Eine bemerkenswerte Entwicklung im Bereich der globalen Beziehungen ist die Kooperation von World Liberty Financial mit WorldClaw. World Liberty Financial, ein Krypto-Unternehmen, das von der Trump-Familie unterstützt wird, kooperiert mit der in Hongkong ansässigen KI-Plattform WorldClaw. Diese Plattform bietet US-Kunden Modelle chinesischer Firmen an, die vom US-Verteidigungsministerium aufgrund ihrer Verbindungen zum chinesischen Militär als Sicherheitsrisiko eingestuft wurden. Obwohl die Zusammenarbeit nicht illegal ist und die Trump-Familie finanziell profitiert, wird sie von Fachleuten als heuchlerisch kritisiert.

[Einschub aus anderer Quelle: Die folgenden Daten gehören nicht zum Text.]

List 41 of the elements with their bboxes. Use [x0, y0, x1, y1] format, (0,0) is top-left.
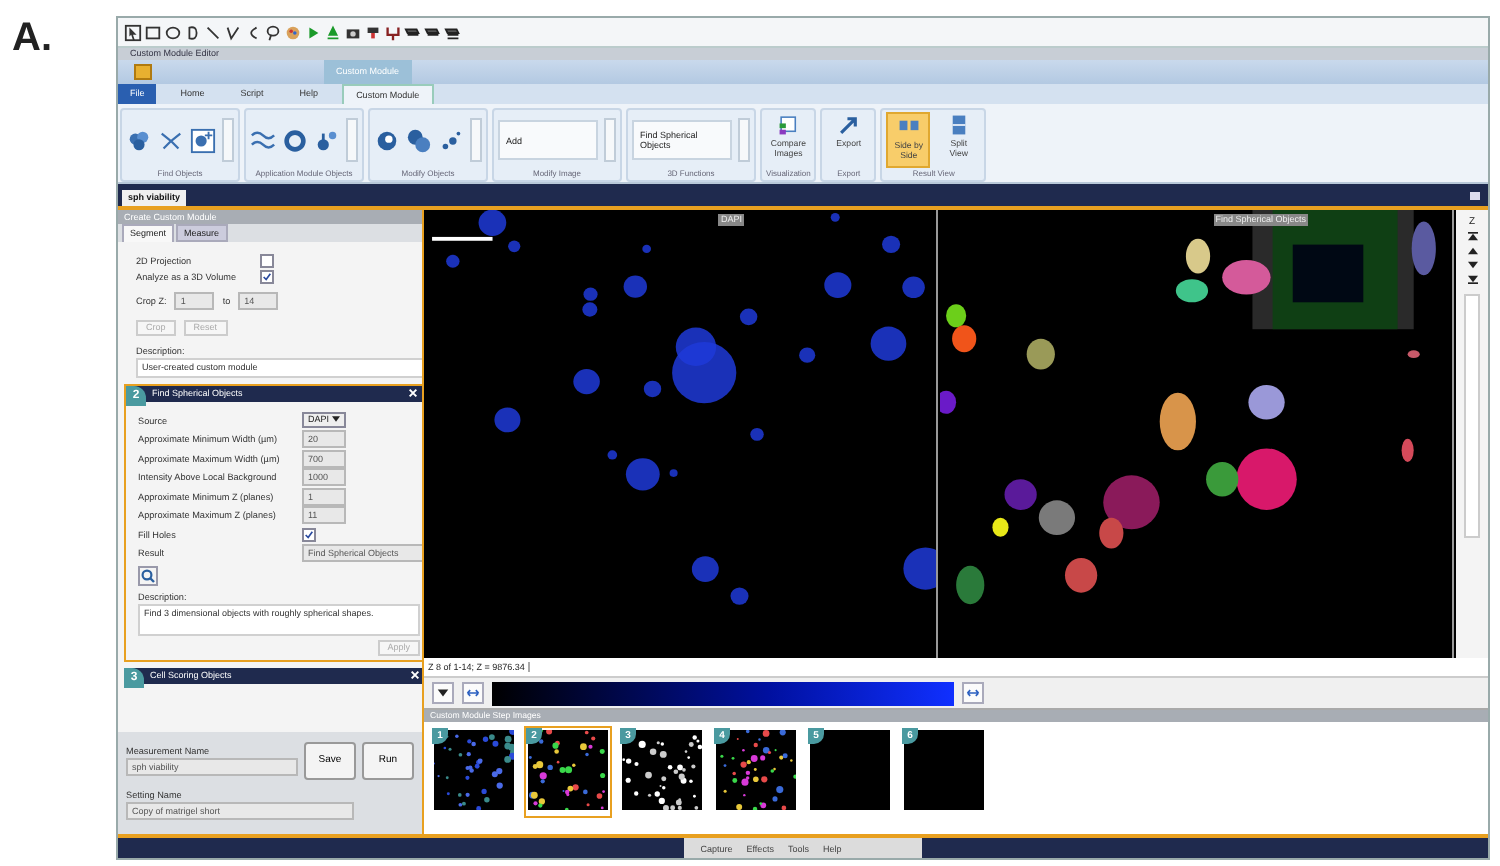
dots-icon[interactable]: [438, 127, 464, 153]
lasso-icon[interactable]: [264, 23, 282, 41]
cells-icon[interactable]: [126, 127, 152, 153]
scrollbar[interactable]: [1464, 294, 1480, 538]
checkbox[interactable]: [260, 269, 274, 283]
figure-label: A.: [10, 14, 54, 62]
add-object-icon[interactable]: [190, 127, 216, 153]
fit-range-icon[interactable]: [462, 682, 484, 704]
blobs-icon[interactable]: [406, 127, 432, 153]
camera-icon[interactable]: [344, 23, 362, 41]
palette-icon[interactable]: [284, 23, 302, 41]
stamp-icon[interactable]: [364, 23, 382, 41]
fork-icon[interactable]: [384, 23, 402, 41]
ring-icon[interactable]: [282, 127, 308, 153]
pointer-icon[interactable]: [124, 23, 142, 41]
shape-icon[interactable]: [184, 23, 202, 41]
search-icon[interactable]: [138, 565, 158, 585]
split-view-icon: [947, 114, 970, 136]
rectangle-icon[interactable]: [144, 23, 162, 41]
stack-icon[interactable]: [444, 23, 462, 41]
dropdown-icon[interactable]: [432, 682, 454, 704]
wave-icon[interactable]: [250, 127, 276, 153]
checkbox[interactable]: [260, 253, 274, 267]
curve-icon[interactable]: [244, 23, 262, 41]
compare-images-icon: [777, 114, 800, 136]
stack-icon[interactable]: [424, 23, 442, 41]
close-icon[interactable]: [410, 670, 420, 680]
arrow-icon: [837, 114, 860, 136]
branch-icon[interactable]: [158, 127, 184, 153]
fit-range-icon[interactable]: [962, 682, 984, 704]
molecule-icon[interactable]: [314, 127, 340, 153]
stack-icon[interactable]: [404, 23, 422, 41]
checkbox[interactable]: [302, 527, 316, 542]
caret-icon: [331, 416, 340, 423]
color-gradient-bar[interactable]: [492, 681, 954, 705]
close-icon[interactable]: [408, 388, 418, 398]
play-icon[interactable]: [304, 23, 322, 41]
line-icon[interactable]: [204, 23, 222, 41]
blob-icon[interactable]: [374, 127, 400, 153]
polyline-icon[interactable]: [224, 23, 242, 41]
ellipse-icon[interactable]: [164, 23, 182, 41]
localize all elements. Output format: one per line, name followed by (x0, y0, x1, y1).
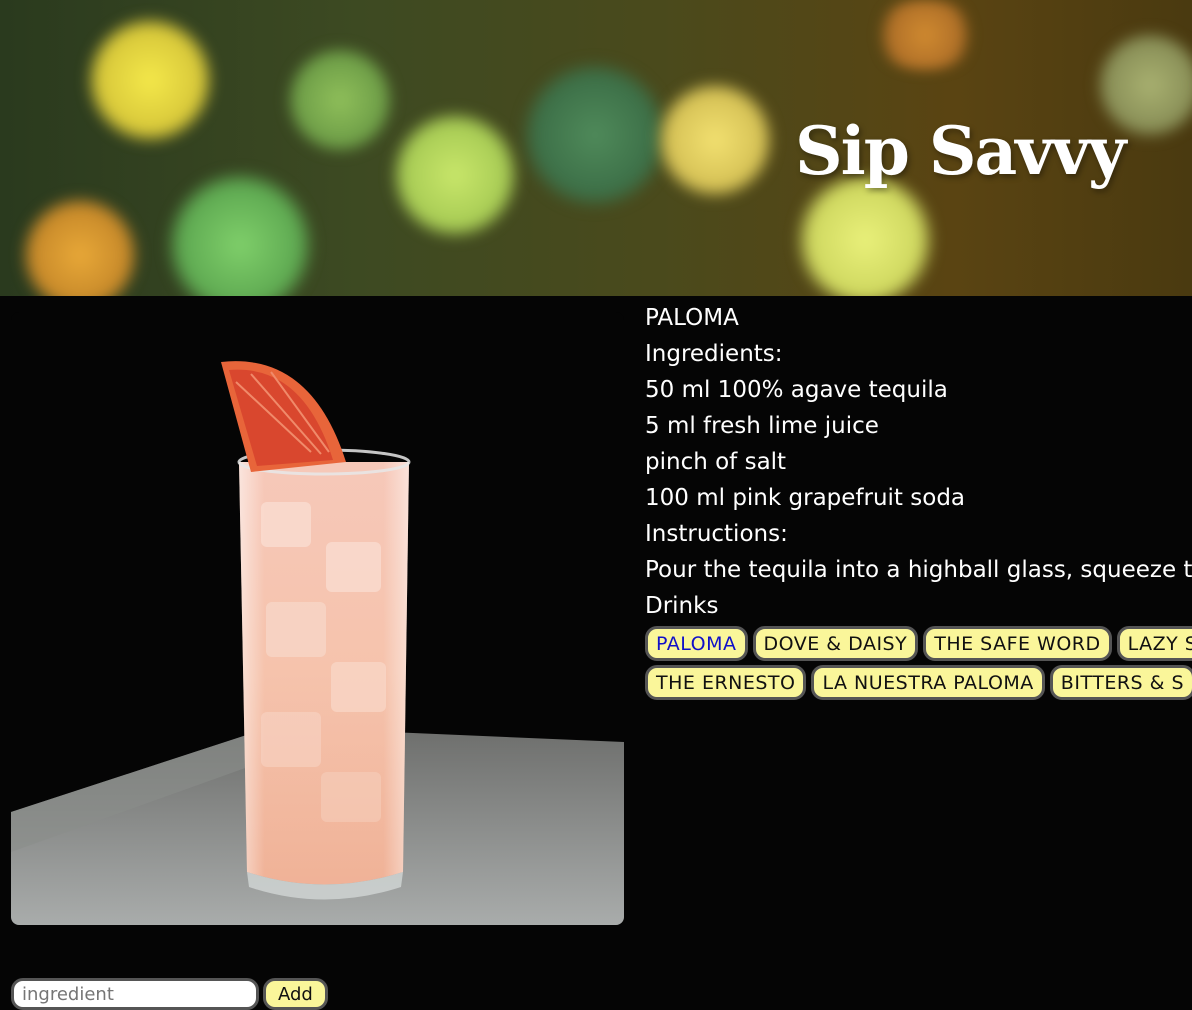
ingredients-heading: Ingredients: (645, 341, 783, 367)
drink-chip-the-ernesto[interactable]: THE ERNESTO (645, 665, 807, 700)
bokeh-light (20, 195, 140, 296)
drink-chip-lazy[interactable]: LAZY S (1116, 626, 1192, 661)
bokeh-light (285, 45, 395, 155)
instructions-text: Pour the tequila into a highball glass, … (645, 557, 1192, 583)
drink-photo (11, 312, 624, 925)
bokeh-light (870, 0, 980, 70)
ingredient-item: 100 ml pink grapefruit soda (645, 485, 966, 511)
drink-name: PALOMA (645, 305, 739, 331)
site-title: Sip Savvy (795, 112, 1126, 190)
drink-chip-paloma[interactable]: PALOMA (645, 626, 748, 661)
ingredient-item: 5 ml fresh lime juice (645, 413, 879, 439)
add-button[interactable]: Add (263, 978, 328, 1010)
header-banner: Sip Savvy (0, 0, 1192, 296)
instructions-heading: Instructions: (645, 521, 788, 547)
drink-chip-la-nuestra-paloma[interactable]: LA NUESTRA PALOMA (811, 665, 1045, 700)
bokeh-light (655, 80, 775, 200)
ingredient-item: pinch of salt (645, 449, 787, 475)
add-ingredient-form: Add (11, 978, 328, 1010)
drink-details: PALOMA Ingredients: 50 ml 100% agave teq… (645, 300, 1192, 704)
drink-chip-bitters[interactable]: BITTERS & S (1049, 665, 1192, 700)
drink-chip-row: THE ERNESTO LA NUESTRA PALOMA BITTERS & … (645, 665, 1192, 700)
drink-chip-dove-and-daisy[interactable]: DOVE & DAISY (752, 626, 919, 661)
paloma-glass-image (11, 312, 624, 925)
bokeh-light (790, 175, 940, 296)
ingredient-item: 50 ml 100% agave tequila (645, 377, 948, 403)
drink-chip-row: PALOMA DOVE & DAISY THE SAFE WORD LAZY S (645, 626, 1192, 661)
bokeh-light (390, 110, 520, 240)
ingredient-input[interactable] (11, 978, 259, 1010)
bokeh-light (520, 60, 670, 210)
bokeh-light (85, 15, 215, 145)
drink-chip-the-safe-word[interactable]: THE SAFE WORD (923, 626, 1112, 661)
bokeh-light (165, 170, 315, 296)
drinks-heading: Drinks (645, 593, 719, 619)
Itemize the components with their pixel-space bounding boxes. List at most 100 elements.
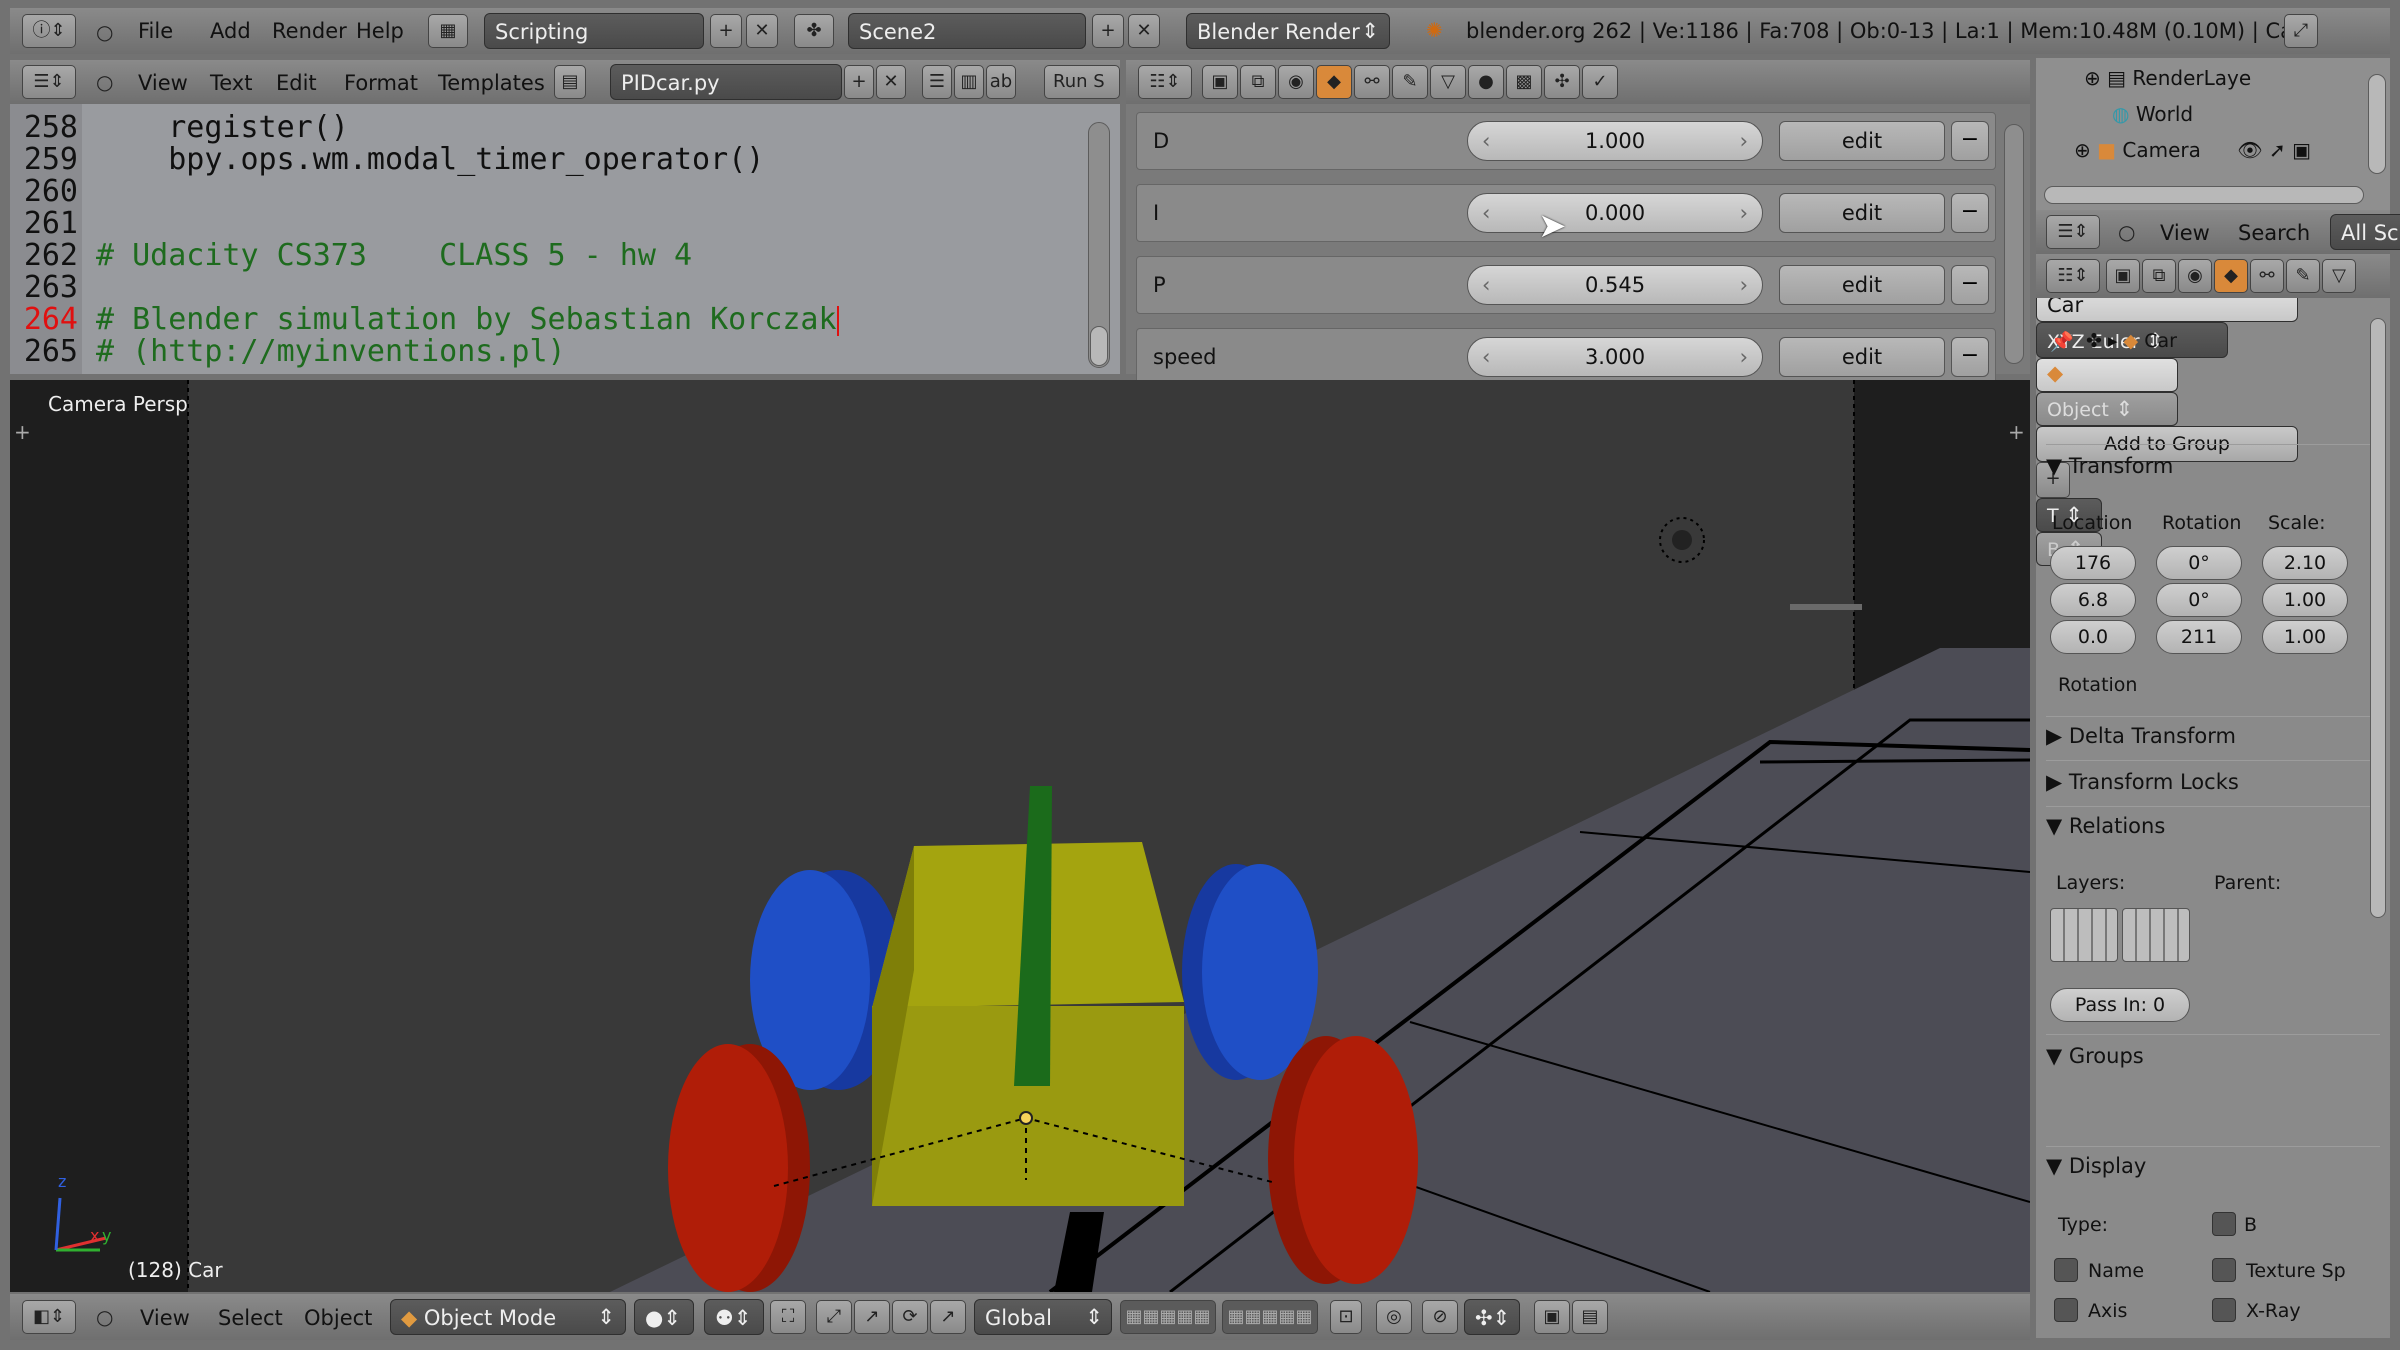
menu-format[interactable]: Format <box>344 71 418 95</box>
menu-edit[interactable]: Edit <box>276 71 317 95</box>
texture-context-icon[interactable]: ▩ <box>1506 65 1542 99</box>
scene-selector[interactable]: Scene2 <box>848 13 1086 49</box>
menu-text[interactable]: Text <box>210 71 252 95</box>
render-opengl-icon[interactable]: ▣ <box>1534 1300 1570 1334</box>
material-context-icon[interactable]: ● <box>1468 65 1504 99</box>
word-wrap-toggle-icon[interactable]: ▥ <box>954 65 984 99</box>
snap-toggle-icon[interactable]: ⊘ <box>1422 1300 1458 1334</box>
layout-selector[interactable]: Scripting <box>484 13 704 49</box>
render-context-icon[interactable]: ▣ <box>2106 259 2140 293</box>
properties-scrollbar[interactable] <box>2004 124 2024 364</box>
parent-field[interactable]: ◆ <box>2036 358 2178 392</box>
outliner-item-render-layers[interactable]: ⊕ ▤ RenderLaye <box>2084 66 2251 90</box>
decrement-arrow-icon[interactable]: ‹ <box>1482 266 1490 304</box>
manipulator-space-icon[interactable]: ↗ <box>930 1300 966 1334</box>
properties-scrollbar[interactable] <box>2370 318 2386 918</box>
layout-icon[interactable]: ▦ <box>428 14 468 48</box>
display-mode-dropdown[interactable]: All Sc <box>2330 214 2400 250</box>
text-editor[interactable]: 258 259 260 261 262 263 264 265 register… <box>10 104 1120 374</box>
panel-header-transform-locks[interactable]: ▶ Transform Locks <box>2046 770 2376 794</box>
outliner-vscrollbar[interactable] <box>2368 74 2386 174</box>
name-checkbox[interactable] <box>2054 1258 2078 1282</box>
line-numbers-toggle-icon[interactable]: ☰ <box>922 65 952 99</box>
scene-context-icon[interactable]: ◉ <box>2178 259 2212 293</box>
add-scene-button[interactable]: + <box>1092 14 1124 48</box>
increment-arrow-icon[interactable]: › <box>1740 194 1748 232</box>
3d-view-editor-type-button[interactable]: ◧⇕ <box>22 1300 76 1334</box>
pivot-point-dropdown[interactable]: ⚉⇕ <box>704 1299 764 1335</box>
edit-property-button[interactable]: edit <box>1779 193 1945 233</box>
scale-z-field[interactable]: 1.00 <box>2262 620 2348 654</box>
menu-select[interactable]: Select <box>218 1306 283 1330</box>
menu-templates[interactable]: Templates <box>438 71 545 95</box>
outliner-item-camera[interactable]: ⊕ ■ Camera 👁 ➚ ▣ <box>2074 138 2311 162</box>
decrement-arrow-icon[interactable]: ‹ <box>1482 338 1490 376</box>
edit-property-button[interactable]: edit <box>1779 121 1945 161</box>
panel-header-delta-transform[interactable]: ▶ Delta Transform <box>2046 724 2376 748</box>
location-y-field[interactable]: 6.8 <box>2050 583 2136 617</box>
layer-grid-2[interactable] <box>2122 908 2190 962</box>
increment-arrow-icon[interactable]: › <box>1740 122 1748 160</box>
new-text-button[interactable]: + <box>844 65 874 99</box>
translate-manipulator-icon[interactable]: ⤢ <box>816 1300 852 1334</box>
collapse-icon[interactable]: ○ <box>96 70 113 94</box>
menu-view[interactable]: View <box>2160 221 2210 245</box>
rotation-x-field[interactable]: 0° <box>2156 546 2242 580</box>
outliner-hscrollbar[interactable] <box>2044 186 2364 204</box>
menu-object[interactable]: Object <box>304 1306 372 1330</box>
lock-camera-icon[interactable]: ⊡ <box>1330 1300 1362 1334</box>
render-animation-icon[interactable]: ▤ <box>1572 1300 1608 1334</box>
properties-editor-type-button[interactable]: ☷⇕ <box>2046 259 2100 293</box>
rotation-z-field[interactable]: 211 <box>2156 620 2242 654</box>
axis-checkbox[interactable] <box>2054 1298 2078 1322</box>
remove-scene-button[interactable]: ✕ <box>1128 14 1160 48</box>
object-context-icon[interactable]: ◆ <box>2214 259 2248 293</box>
render-layers-context-icon[interactable]: ⧉ <box>2142 259 2176 293</box>
3d-viewport[interactable]: Camera Persp + + z y x (128) Car <box>10 380 2030 1292</box>
remove-property-button[interactable]: − <box>1951 121 1989 161</box>
edit-property-button[interactable]: edit <box>1779 337 1945 377</box>
add-layout-button[interactable]: + <box>710 14 742 48</box>
panel-header-transform[interactable]: ▼ Transform <box>2046 454 2376 478</box>
physics-context-icon[interactable]: ✓ <box>1582 65 1618 99</box>
location-z-field[interactable]: 0.0 <box>2050 620 2136 654</box>
pass-index-field[interactable]: Pass In: 0 <box>2050 988 2190 1022</box>
scale-x-field[interactable]: 2.10 <box>2262 546 2348 580</box>
panel-header-relations[interactable]: ▼ Relations <box>2046 814 2376 838</box>
unlink-text-button[interactable]: ✕ <box>876 65 906 99</box>
layers-grid-1[interactable]: ▦▦▦▦▦ <box>1120 1300 1216 1334</box>
outliner-item-world[interactable]: ◍ World <box>2112 102 2193 126</box>
menu-view[interactable]: View <box>140 1306 190 1330</box>
code-area[interactable]: register() bpy.ops.wm.modal_timer_operat… <box>96 112 839 368</box>
remove-property-button[interactable]: − <box>1951 337 1989 377</box>
menu-help[interactable]: Help <box>356 19 404 43</box>
collapse-icon[interactable]: ○ <box>96 20 113 44</box>
menu-file[interactable]: File <box>138 19 173 43</box>
menu-render[interactable]: Render <box>272 19 347 43</box>
scene-icon[interactable]: ✤ <box>794 14 834 48</box>
manipulator-toggle-icon[interactable]: ⛶ <box>770 1300 806 1334</box>
render-engine-dropdown[interactable]: Blender Render ⇕ <box>1186 13 1390 49</box>
xray-checkbox[interactable] <box>2212 1298 2236 1322</box>
texture-space-checkbox[interactable] <box>2212 1258 2236 1282</box>
scene-context-icon[interactable]: ◉ <box>1278 65 1314 99</box>
render-context-icon[interactable]: ▣ <box>1202 65 1238 99</box>
scale-y-field[interactable]: 1.00 <box>2262 583 2348 617</box>
menu-add[interactable]: Add <box>210 19 251 43</box>
modifiers-context-icon[interactable]: ✎ <box>1392 65 1428 99</box>
text-datablock-icon[interactable]: ▤ <box>554 65 586 99</box>
bounds-checkbox[interactable] <box>2212 1212 2236 1236</box>
property-value-field[interactable]: ‹ 1.000 › <box>1467 121 1763 161</box>
edit-property-button[interactable]: edit <box>1779 265 1945 305</box>
rotate-manipulator-icon[interactable]: ↗ <box>854 1300 890 1334</box>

Schließlich gibt es Fortschritte in der Vorhersage von Sonnenstürmen mittels KI. Ein Forschungsteam des New Jersey Institute of Technology hat ein KI-Modell entwickelt, das die Entstehung aktiver Regionen auf der Sonne, die Vorläufer von Sonnenstürmen sein können, neun Stunden im Voraus vorhersagt. Dies ist eine deutliche Verbesserung gegenüber bisherigen Techniken und könnte Betreibern von Strom- und Kommunikationsnetzen sowie Satelliten mehr Vorwarnzeit verschaffen, trotz noch bestehender Fehlermeldungen und der Tatsache, dass nicht jede aktive Region zu einem Sonnensturm führt.

Die kontinuierliche Entwicklung und Implementierung von KI-Technologien beeinflusst somit eine Vielzahl von Sektoren und wirft dabei fortlaufend neue Fragen bezüglich ihrer Regulierung, ihrer gesellschaftlichen Auswirkungen und ihrer zukünftigen Potenziale auf. Die hier dargelegten Punkte bieten einen Überblick über die aktuellen Schwerpunkte und Herausforderungen, die in diesem dynamischen Feld bestehen.